If you think you're so much better than philosophers, why don't you program an AI to write publishable philosophy papers, hmm?
I'm not sure it makes sense to talk about morality being "amazed" by anything, because morality doesn't predict, but certainly morality is high-fiving the human brain for being so awesome compared to say rocks.
If L:ob's theorem is true, then surely we can use it without any reference to the details of its proof? Isn't the point of a proof to obtain a black box, so that we do not have to worry about all the various intermediate steps? And in this case, wouldn't it defeat the purpose of having a proof if, to explain how the proof was misapplied, we had to delve deep into the guts of the proof, rather than just pointing to the relevant features of its interface?
Pretty sure I see it, not sure if I'm supposed to give it away in the comments.
(It did not seem all that medium hard to me, so maybe I didn't get it after all, and in that case I had better not post it and embarass myself.)
I kind of think humor, music and art are pretty cool, myself.
I came up with, a decision or belief is arbitrary if it is not caused by the factors that would be expected to cause that sort of decision or belief. This reduction has the nice quality that it also explains arbitrary variable choices in mathematics - for example if you are trying to show that your compression algorithm gets good results on arbitrary data (heh), then it is data that was not, as might be otherwise expected, chosen to play well with your compression algorithm.
I wouldn't mind being blissed out by iron atoms, to be quite honest.
From the perspective of warding off nuclear apocolypse being the overriding concern, perhaps the play would have been not to drop the bombs on Japan so we could save them to drop on the USSR. If we had invaded Russia at that point we could perhaps have stopped nuclear proliferation with just one nation having the bomb. And after that point, if anybody else even looks funny at an atom, we invade their country and put all their scientists to the sword.
Or is that not a nice enough solution?
Hardly any phenomena are like us, though. You can't hold a conversation with gentrification, or teach nitrogen narcosis to play piano.

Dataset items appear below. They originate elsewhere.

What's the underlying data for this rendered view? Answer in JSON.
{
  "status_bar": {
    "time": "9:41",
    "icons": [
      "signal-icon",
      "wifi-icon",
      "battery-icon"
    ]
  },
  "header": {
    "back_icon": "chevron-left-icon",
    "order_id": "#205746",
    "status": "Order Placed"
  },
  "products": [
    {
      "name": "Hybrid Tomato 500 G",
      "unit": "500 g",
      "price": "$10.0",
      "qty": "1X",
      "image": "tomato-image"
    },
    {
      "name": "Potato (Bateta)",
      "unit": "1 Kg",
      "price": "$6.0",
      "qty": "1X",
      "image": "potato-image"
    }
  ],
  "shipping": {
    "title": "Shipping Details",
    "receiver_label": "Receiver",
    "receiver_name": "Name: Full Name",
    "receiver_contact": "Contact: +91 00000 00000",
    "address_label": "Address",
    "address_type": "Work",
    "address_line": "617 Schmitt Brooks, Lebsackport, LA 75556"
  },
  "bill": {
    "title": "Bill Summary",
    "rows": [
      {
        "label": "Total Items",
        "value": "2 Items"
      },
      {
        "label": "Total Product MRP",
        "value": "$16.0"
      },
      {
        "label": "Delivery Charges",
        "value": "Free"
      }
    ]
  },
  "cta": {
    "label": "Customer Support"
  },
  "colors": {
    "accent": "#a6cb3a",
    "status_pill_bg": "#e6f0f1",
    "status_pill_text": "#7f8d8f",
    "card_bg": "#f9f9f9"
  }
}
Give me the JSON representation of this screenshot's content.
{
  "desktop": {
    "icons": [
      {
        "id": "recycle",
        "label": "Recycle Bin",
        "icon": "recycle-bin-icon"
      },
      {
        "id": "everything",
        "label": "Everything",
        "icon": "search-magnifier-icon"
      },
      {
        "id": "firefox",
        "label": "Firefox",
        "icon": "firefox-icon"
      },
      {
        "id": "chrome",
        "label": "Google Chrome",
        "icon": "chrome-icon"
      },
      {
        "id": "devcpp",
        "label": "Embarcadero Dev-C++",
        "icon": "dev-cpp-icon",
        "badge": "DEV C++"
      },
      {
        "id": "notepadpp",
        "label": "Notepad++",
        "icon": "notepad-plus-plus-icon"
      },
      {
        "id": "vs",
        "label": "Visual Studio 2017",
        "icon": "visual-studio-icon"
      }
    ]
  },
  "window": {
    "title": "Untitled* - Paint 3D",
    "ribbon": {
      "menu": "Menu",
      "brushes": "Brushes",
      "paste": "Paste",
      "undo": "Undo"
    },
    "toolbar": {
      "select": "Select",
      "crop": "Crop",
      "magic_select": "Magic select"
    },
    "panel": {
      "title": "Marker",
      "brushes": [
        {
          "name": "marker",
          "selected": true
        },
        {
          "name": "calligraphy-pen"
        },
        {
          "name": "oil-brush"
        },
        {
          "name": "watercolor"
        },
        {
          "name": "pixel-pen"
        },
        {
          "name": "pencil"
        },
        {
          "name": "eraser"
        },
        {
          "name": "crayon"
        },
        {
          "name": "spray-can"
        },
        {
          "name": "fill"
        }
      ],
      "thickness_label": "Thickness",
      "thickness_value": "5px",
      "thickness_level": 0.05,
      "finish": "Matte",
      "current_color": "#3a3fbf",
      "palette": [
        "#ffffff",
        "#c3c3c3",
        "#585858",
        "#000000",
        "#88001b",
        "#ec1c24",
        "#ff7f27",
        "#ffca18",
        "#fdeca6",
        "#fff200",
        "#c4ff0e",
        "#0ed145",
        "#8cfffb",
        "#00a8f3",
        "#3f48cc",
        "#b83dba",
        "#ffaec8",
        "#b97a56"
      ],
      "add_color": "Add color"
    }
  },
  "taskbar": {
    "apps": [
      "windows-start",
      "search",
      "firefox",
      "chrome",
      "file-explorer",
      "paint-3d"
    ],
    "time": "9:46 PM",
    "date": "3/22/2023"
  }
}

It strikes me that if you want to rank phenomena as to how like us they are, you have a bunch of humans with gigantic numbers, and then chimps and chatbots rolling around at about .1, and then a bunch of numbers small enough you want scientific notation to express them.
Okay, so morality can be computed within my brain but still have a meaning regarding things outside my brain. But in order to do that, my brain's sense of morality has to be entangled with something outside my brain. What is it entangled with?